Alle reden über den EU CRA — die Schweizer Meldepflicht ist längst da

Während die Branche über den EU Cyber Resilience Act diskutiert, ist die Schweizer Cyber-Meldepflicht seit über einem Jahr in Kraft — und seit Oktober 2025 mit Bussen bewehrt.

Seit dem 1. April 2025 gilt: Betreiber kritischer Infrastrukturen müssen erhebliche Cyberangriffe binnen 24 Stunden nach Entdeckung dem Bundesamt für Cybersicherheit (BACS) melden — Erstmeldung in 24 Stunden, Ergänzung innert 14 Tagen. Rechtsgrundlage ist das revidierte Informationssicherheitsgesetz (ISG).

Seit dem 1. Oktober 2025 greifen die Sanktionen: vorsätzliche Nichtmeldung kann mit bis zu 100'000 Franken gebüsst werden — und zwar die verantwortliche Person, nicht die Firma. Es ist die erste sektorübergreifende Cyber-Regulierung der Schweiz, das Pendant zur EU-NIS2.

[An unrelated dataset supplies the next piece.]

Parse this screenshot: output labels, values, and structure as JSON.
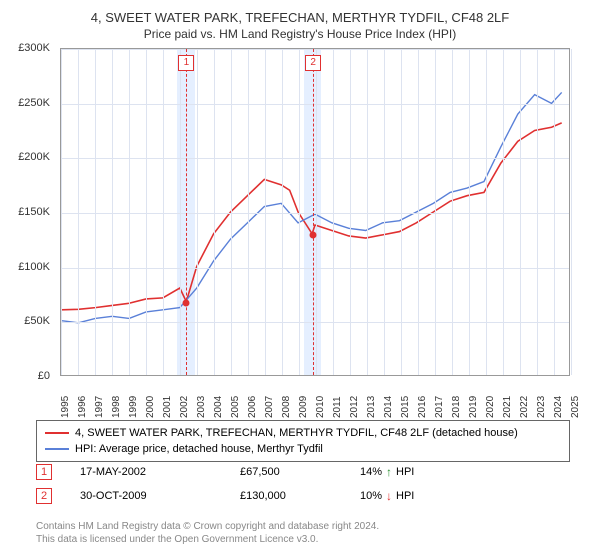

Ein Detail, das in der Praxis weh tut: Die 24-Stunden-Frist startet mit der Kenntnis des Angriffs, nicht mit dem forensischen Abschlussbericht. „Wir wollten erst die Forensik abwarten" ist keine Ausrede.

Und der EU CRA? Der kommt obendrauf — für alle, die Produkte mit digitalen Elementen in die EU bringen: Meldepflichten ab 11. September 2026, volle Anwendung ab 11. Dezember 2027. Für CH-Hersteller mit EU-Markt also ein zweiter Layer, für Finanzdienstleister zusätzlich die FINMA-Meldewege. Drei Regime, die sich überlappen.

Die ehrliche CTO-Aufgabe ist nicht, EU-Panik zu importieren, sondern zu wissen, welche Pflicht für euch tatsächlich gilt — und die Meldekette vorher zu testen, nicht im Ernstfall.

Steht euer Incident-Meldeprozess: wer meldet, an wen, in welcher Frist?